Think about the impact of not doing that; how much money would you be wasting while unqualified candidates are being moved through the recruiting process and taking up the time of your team when they could be much more effectively working to provide recruiting solutions for your organization.
Organizations can often get by with the ‘standard’ recruiting process for most positions. By design, your process should be built with an aim for organizational fit and efficiency. With that said, the listing of potential characteristics of jobs that constitute as exceptions to ‘standard’ jobs a company needs to recruit for are endless.
Along the same vein, to ensure effective recruiting, it is imperative for organizations to provide an accurate and realistic job preview to candidates.
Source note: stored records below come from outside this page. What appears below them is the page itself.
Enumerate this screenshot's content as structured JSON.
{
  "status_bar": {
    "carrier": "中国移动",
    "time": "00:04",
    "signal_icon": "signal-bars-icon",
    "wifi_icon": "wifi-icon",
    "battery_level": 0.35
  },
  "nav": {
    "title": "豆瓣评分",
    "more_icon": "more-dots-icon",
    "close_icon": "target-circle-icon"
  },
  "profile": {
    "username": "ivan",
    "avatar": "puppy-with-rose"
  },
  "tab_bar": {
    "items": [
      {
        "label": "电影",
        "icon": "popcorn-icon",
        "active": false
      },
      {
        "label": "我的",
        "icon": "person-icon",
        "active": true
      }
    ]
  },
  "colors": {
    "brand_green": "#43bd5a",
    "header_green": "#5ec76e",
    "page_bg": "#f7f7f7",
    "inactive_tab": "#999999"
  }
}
If you're communicating about a role to a prospective candidate and explaining it the same way that you describe other roles, and it is not like other roles, you very well may find yourself with a hire that is not the right fit, and who is also very unhappy with how they were sold on the position. Hoping that the individual doesn’t go on Glassdoor or LinkedIn to share they unfortunate experience with your company is not a good strategy.
Ensure The Right Team Is In Place and Trained for Success
A lot of the time organizations need to fill vacancies with all possible haste, and they concurrently also have a ton of other concerns that are taking up the time of their team members that are involved in any way with the recruiting process. What companies often do not follow through on though, is actually training every single point of contact who is involved in the recruiting process and/or has direct interaction with candidates.
This is not only key to ensuring a consistent messaging of the organizational culture and values to prospective candidates, but also to reducing potential discrimination-related liability. There are so many lawsuits that organizations find themselves dealing with that could have easily been avoided if they had just provided some basic training to those who are involved in employment-related decisions, such as recruiting. If your organization doesn’t train your managers regarding your organization’s culture and values, recruiting best practices, and compliance-related areas, then you are losing out on an opportunity to make your recruiting function more effective.
If your recruiting function is more effective, your company will be more successful and profitable, so seriously and professionally approaching all of these areas makes a lot of financial sense in just about every imaginable situation. Remember, your organization has a number of opportunities to derail the recruiting process before the job announcement is ever posted. The good news is that there are ways to turn this potential liability into a strategic asset for your organization.